Review of Ti-6Al-4 V alloy processing, microstructure, and mechanical properties from powder metallurgy to additive manufacturing for engineering applications
摘要
Ti-6Al-4 V, a dual-phase (α + β) titanium alloy, has been widely used in aerospace, marine, and biomedical industries due to its outstanding properties, including a high strength-to-weight ratio, corrosion resistance, and improved mechanical performance. Because of these advantages, this alloy attracts considerable research attention, especially in enhancing its processing methods, microstructure, and mechanical performance.
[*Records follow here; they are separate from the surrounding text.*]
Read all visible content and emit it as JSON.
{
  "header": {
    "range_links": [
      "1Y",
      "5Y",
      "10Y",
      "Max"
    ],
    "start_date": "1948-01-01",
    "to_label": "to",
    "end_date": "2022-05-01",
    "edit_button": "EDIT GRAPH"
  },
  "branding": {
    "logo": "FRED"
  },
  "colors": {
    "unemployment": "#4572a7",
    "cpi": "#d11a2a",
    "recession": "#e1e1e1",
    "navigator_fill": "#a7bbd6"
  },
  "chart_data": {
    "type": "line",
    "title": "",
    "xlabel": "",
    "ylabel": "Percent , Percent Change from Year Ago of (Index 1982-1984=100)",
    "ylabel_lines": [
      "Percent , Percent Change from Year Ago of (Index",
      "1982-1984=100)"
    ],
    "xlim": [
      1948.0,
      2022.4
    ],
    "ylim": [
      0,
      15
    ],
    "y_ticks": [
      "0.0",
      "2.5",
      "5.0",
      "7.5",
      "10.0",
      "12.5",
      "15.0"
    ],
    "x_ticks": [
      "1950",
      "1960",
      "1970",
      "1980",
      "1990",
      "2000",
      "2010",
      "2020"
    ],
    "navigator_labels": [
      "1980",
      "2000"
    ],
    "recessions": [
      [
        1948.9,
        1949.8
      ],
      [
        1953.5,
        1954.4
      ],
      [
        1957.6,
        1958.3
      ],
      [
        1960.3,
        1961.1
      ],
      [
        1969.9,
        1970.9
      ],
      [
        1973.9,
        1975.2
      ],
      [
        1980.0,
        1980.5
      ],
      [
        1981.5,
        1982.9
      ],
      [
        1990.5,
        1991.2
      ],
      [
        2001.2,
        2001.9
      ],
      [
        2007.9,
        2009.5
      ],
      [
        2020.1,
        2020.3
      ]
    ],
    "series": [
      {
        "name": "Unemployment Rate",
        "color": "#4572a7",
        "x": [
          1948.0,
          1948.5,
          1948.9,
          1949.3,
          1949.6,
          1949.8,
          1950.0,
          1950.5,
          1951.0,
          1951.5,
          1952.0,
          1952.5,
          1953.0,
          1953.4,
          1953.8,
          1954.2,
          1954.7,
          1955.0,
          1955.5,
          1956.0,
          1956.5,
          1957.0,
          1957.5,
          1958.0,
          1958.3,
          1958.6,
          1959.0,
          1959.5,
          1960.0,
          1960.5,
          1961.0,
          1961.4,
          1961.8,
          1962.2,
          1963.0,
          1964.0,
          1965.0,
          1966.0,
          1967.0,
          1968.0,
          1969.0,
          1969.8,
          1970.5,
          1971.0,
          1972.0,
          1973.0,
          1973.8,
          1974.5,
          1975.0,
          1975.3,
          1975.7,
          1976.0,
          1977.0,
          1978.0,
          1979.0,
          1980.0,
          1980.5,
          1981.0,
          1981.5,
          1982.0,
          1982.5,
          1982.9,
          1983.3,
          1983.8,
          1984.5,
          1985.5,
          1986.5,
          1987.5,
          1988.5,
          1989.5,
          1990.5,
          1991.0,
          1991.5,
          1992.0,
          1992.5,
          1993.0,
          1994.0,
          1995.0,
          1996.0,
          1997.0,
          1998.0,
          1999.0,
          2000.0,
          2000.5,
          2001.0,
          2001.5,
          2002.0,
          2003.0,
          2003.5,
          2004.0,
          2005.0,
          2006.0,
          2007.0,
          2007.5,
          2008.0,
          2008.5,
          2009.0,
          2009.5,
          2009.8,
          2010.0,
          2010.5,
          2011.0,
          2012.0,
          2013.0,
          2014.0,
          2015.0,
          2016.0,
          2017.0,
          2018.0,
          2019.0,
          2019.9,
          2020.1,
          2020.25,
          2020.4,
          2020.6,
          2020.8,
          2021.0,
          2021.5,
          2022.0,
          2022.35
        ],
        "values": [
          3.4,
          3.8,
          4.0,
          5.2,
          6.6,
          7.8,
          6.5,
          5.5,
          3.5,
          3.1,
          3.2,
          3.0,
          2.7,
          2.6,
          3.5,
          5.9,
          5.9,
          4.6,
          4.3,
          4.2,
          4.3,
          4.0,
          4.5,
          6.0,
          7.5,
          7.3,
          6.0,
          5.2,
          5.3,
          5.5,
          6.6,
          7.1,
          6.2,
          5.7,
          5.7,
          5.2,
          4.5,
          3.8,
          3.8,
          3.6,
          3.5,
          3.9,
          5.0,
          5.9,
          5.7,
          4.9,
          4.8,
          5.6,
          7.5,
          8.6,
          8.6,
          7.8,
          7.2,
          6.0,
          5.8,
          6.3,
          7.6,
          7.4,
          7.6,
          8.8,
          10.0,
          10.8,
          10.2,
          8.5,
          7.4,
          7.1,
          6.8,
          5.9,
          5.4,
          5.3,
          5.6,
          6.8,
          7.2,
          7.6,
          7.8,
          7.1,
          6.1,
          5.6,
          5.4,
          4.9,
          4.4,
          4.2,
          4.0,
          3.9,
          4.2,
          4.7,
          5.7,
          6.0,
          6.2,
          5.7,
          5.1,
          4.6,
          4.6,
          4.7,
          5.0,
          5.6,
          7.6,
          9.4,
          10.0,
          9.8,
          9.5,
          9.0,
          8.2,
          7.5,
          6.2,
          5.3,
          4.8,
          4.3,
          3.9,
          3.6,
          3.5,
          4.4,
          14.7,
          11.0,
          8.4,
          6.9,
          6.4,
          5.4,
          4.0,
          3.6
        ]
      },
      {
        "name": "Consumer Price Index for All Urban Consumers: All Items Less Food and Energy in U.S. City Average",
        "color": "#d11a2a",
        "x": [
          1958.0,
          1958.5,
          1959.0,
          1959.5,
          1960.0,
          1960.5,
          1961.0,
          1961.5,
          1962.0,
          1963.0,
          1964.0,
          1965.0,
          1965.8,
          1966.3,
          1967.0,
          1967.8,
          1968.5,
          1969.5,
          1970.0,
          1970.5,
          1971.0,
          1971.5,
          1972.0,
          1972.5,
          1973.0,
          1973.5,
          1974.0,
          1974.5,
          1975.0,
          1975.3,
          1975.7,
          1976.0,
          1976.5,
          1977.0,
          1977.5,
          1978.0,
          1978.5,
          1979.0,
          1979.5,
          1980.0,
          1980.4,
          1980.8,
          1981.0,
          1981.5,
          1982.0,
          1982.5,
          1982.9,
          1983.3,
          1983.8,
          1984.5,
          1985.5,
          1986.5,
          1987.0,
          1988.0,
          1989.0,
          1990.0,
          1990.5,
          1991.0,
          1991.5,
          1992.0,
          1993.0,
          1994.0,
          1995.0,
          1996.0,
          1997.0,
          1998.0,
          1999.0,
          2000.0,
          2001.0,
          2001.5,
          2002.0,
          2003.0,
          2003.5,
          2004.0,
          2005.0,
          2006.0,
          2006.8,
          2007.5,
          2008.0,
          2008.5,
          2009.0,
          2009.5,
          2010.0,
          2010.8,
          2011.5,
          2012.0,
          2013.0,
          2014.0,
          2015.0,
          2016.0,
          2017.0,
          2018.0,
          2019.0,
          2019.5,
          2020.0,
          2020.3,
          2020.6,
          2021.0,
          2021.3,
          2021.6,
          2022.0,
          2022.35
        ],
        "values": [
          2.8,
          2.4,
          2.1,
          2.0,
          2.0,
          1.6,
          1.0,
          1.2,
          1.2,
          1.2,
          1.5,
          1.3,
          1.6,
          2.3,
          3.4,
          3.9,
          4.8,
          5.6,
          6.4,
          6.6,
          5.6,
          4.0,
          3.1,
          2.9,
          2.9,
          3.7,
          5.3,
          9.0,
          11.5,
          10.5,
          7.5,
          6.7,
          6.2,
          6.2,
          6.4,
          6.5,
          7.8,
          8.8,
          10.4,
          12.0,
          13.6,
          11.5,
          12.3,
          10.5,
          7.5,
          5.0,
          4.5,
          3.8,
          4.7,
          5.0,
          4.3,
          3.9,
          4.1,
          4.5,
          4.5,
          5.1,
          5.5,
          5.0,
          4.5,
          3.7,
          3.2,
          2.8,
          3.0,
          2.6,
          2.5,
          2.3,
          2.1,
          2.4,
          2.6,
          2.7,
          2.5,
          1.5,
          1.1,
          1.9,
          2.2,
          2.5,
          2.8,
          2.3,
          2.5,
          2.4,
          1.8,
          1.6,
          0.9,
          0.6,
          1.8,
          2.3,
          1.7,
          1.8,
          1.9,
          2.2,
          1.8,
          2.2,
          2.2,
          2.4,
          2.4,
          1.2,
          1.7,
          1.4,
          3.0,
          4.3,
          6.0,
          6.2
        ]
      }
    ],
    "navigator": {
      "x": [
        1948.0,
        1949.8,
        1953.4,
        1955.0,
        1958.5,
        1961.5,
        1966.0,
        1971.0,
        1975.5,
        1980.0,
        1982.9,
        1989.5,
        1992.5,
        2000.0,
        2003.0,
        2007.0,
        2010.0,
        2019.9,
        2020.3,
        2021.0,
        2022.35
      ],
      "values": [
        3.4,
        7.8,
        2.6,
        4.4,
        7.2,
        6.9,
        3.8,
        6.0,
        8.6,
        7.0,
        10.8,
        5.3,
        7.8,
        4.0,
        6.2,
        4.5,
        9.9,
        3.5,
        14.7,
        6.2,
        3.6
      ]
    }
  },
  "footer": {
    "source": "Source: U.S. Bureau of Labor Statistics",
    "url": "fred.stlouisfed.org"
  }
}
This review focuses on the processing of Ti-6Al-4 V through conventional powder metallurgy techniques such as metal injection moulding, vacuum pressureless sintering, microwave sintering and spark plasma sintering. The influence of processing parameters on densification, microstructural evolution and mechanical properties is discussed. This review examines advanced manufacturing methods, particularly additive manufacturing techniques such as selective laser melting, electron beam melting, and direct energy deposition, which enable near-net-shape fabrication and improved microstructural control. The role of post-processing, particularly heat treatment, in modifying the microstructure and enhancing the alloy’s mechanical performance is also considered. Overall, this review summarises the relationship between the processing methods, densification, microstructure evolution, and mechanical performance of the Ti-6Al-4 V alloy, providing useful insights for the development and application of this alloy in high-performance engineering fields.